Abstract
Several studies have associated seminal microbiota abnormalities with male infertility but have yielded differing results owing to their limited sizes or depths of analyses. The semen microbiota during recurrent pregnancy loss (RPL) has not been investigated. Comprehensively assessing the seminal microbiota in men with reproductive disorders could elucidate its potential role in clinical management. We used semen analysis, terminal-deoxynucleotidyl-transferase-mediated-deoxyuridine-triphosphate-nick-end-labelling, Comet DNA fragmentation, luminol ROS chemiluminescence and metataxonomic profiling of semen microbiota by16S rRNA amplicon sequencing in this prospective, cross-section study to investigate composition and bacterial load of seminal bacterial genera and species, semen parameters, reactive oxidative species (ROS), and sperm DNA fragmentation in men with reproductive disorders and proven fathers. 223 men were enrolled included healthy men with proven paternity (n=63); the male partners in a couple encountering RPL (n=46); n=58, men with male factor infertility (n=58); the male partners of couples unexplained infertility (n=56). Rates of high sperm DNA fragmentation, elevated ROS and oligospermia were more prevalent in the study group compared with control. In all groups, semen microbiota clustered into three major genera-dominant groups (1, Streptococcus; 2, Prevotella; 3, Lactobacillus and Gardnerella); no species clusters were identified. Group 2 had the highest microbial richness (P<0.001), alpha-diversity (P<0.001), and bacterial load (P<0.0001). Semen analysis, ROS and DNA fragmentation were not associated with overall bacterial composition or load. Whilst, global perturbation of the seminal microbiota is not associated with male reproductive disorders, men with unidentified seminal Flavobacterium are more likely to have abnormal seminal analysis. Future studies may elucidate if Flavobacterium reduction has therapeutic potential.

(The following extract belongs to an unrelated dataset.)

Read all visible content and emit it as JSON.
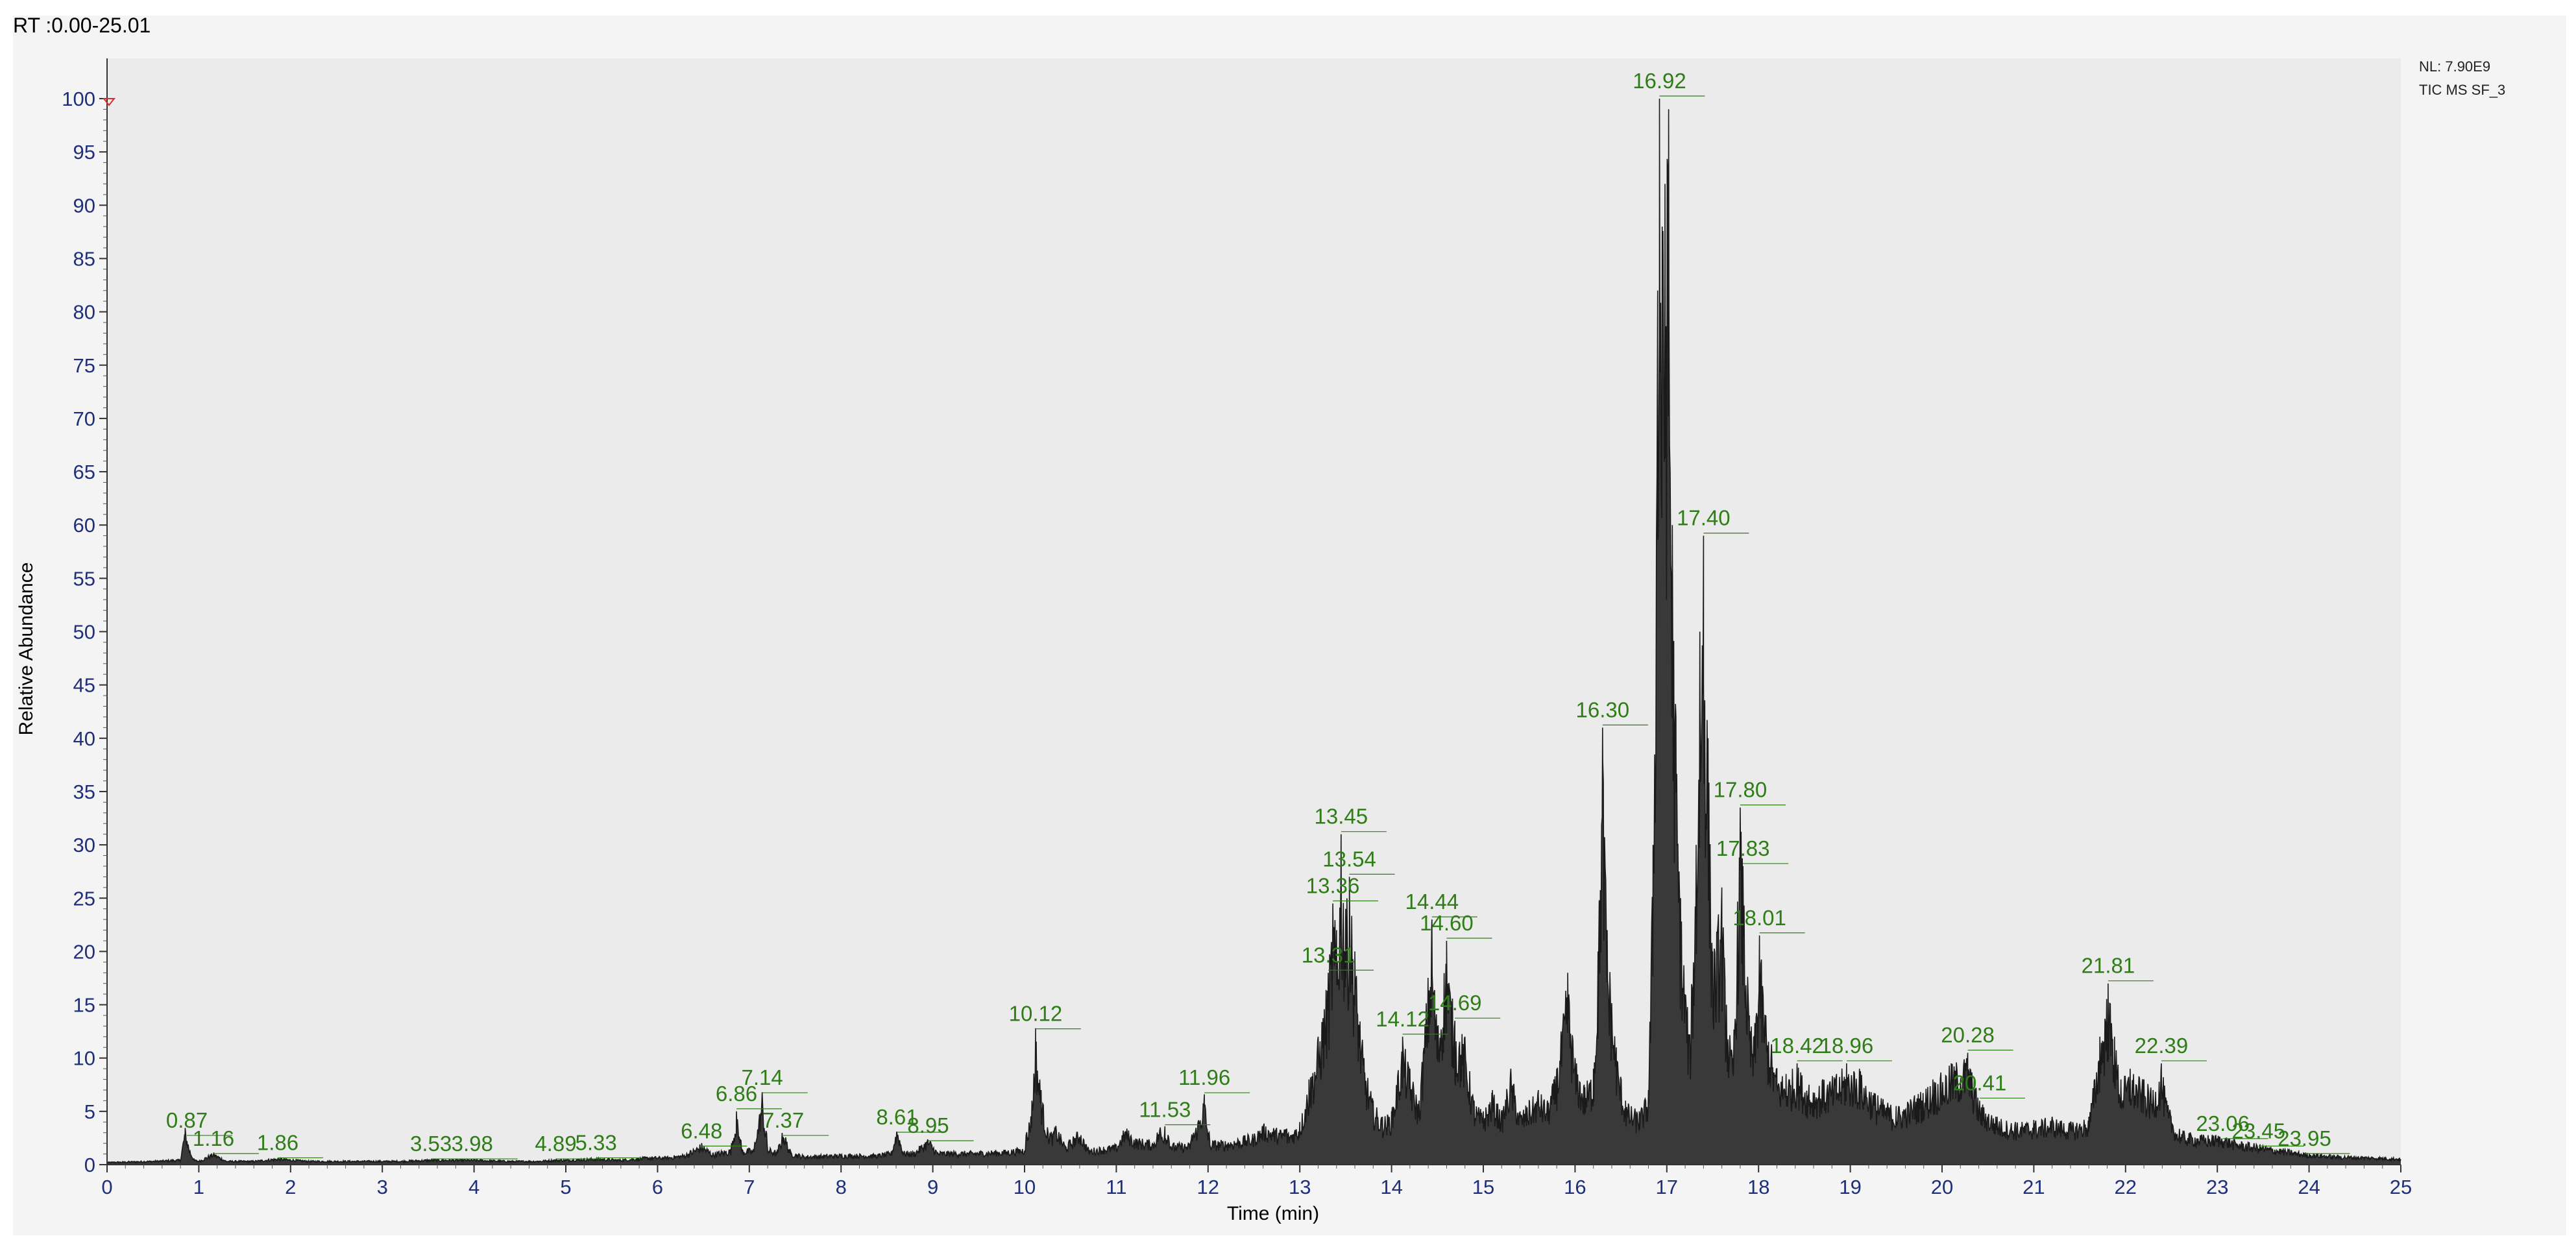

Competing Interest Statement
The authors have declared no competing interest.
Footnotes
The revised manuscript and associated files have been revised in line with the reviewers comments to include greater clarity of methodology and study limitations. We have conducted detailed analyses, requested by the reviewer, comparing seminal DNA, ROS and microbiota characteristics between each individual patient groups. A co-occurrence analysis (at species taxonomic level) has been added. The GitHub repository has now been made publicly available and we have added to it the outputs of decontam.